A bill to allow guns in Florida schools made it through the Florida House on Monday, passing with a vote of 71-44.
Legislators voted mostly on party lines.
HB 753, sponsored by Rep. Greg Steube, R-Sarasota, would allow local school boards or school principals to designate employees -- typically former or current law enforcement officers -- to carry guns on campus.
HB 753 would require trained officials to complete 40 hours of school safety training as well as eight hours of active shooter training and four hours of firearm proficiency training. The training programs would be administered across the state by State of Florida Criminal Justice Training Centers.
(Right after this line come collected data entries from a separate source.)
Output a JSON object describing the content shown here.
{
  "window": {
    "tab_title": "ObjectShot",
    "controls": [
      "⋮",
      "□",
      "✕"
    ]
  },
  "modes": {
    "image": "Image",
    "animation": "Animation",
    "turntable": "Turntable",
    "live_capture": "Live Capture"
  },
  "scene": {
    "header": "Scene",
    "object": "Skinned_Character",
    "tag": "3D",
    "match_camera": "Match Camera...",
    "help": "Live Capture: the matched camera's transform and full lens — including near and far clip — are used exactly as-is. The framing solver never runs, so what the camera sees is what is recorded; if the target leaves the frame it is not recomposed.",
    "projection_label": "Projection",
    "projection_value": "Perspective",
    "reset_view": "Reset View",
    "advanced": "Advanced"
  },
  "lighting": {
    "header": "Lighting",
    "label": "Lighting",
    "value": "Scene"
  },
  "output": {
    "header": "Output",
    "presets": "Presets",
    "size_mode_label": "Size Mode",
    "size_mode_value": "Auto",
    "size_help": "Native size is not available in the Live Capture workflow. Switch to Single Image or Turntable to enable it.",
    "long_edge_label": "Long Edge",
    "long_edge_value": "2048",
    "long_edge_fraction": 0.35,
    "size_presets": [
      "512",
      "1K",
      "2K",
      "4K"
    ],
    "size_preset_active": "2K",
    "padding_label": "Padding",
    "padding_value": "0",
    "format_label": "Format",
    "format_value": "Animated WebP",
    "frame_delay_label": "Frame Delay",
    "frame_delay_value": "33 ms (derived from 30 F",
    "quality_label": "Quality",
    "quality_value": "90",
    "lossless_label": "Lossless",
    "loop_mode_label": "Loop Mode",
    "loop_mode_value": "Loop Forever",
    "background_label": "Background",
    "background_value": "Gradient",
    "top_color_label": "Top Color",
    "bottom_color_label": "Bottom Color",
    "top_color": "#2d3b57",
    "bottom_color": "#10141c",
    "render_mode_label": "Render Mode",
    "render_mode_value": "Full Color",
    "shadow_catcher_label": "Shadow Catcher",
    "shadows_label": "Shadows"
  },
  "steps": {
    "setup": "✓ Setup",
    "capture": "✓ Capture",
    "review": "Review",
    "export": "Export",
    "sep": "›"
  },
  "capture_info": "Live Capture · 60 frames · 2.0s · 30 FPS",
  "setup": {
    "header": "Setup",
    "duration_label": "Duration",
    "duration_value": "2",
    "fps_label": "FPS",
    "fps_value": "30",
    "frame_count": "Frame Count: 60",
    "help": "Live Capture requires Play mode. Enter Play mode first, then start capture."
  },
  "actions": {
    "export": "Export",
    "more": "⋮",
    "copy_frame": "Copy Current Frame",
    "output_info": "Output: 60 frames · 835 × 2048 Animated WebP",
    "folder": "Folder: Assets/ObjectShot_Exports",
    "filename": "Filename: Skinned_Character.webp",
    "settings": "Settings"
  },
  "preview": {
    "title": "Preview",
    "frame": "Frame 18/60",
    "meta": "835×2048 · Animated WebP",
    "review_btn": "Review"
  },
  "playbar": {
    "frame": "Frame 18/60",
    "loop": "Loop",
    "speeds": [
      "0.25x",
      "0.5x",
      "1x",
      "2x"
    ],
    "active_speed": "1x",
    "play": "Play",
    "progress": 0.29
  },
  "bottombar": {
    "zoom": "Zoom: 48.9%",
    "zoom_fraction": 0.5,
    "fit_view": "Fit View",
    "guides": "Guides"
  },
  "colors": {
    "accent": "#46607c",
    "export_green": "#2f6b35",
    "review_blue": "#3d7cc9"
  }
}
According to the bill, the Criminal Justice Training Center must certify and provide proof of the designee's completion of the training in a manner prescribed by the Criminal Justice Standards and Training Commission.
On top of the safety training, all officials would also be required to have a concealed carry permit.
Not just anyone would be able to carry firearms in schools. The designees would have to be select military. Those who served as law enforcement officials would need to have retired in good standing and would need to complete a mental evaluation to ensure they're mentally sound for the job.
The bill has gathered considerable criticism from its opponents, one of whom is the Florida School Board Association. FSBA has said it supports school safety, but allowing guns in schools is shaky ground for the organization.
FSBA believes that only highly trained professional law enforcement officers can be entrusted with weaponry on our school grounds, said school board representative Ruth Melton.
Some state reps chimed in with their opposition to the bill, saying it might give school officials the wrong idea about just how safe they are.
Rep. Dwayne Taylor, D-Daytona Beach, said HB 753 might provide a "false sense of security" for schoolteachers.
The legislation will now head to the Senate, but its fate is uncertain as its companion bill has been held up since March.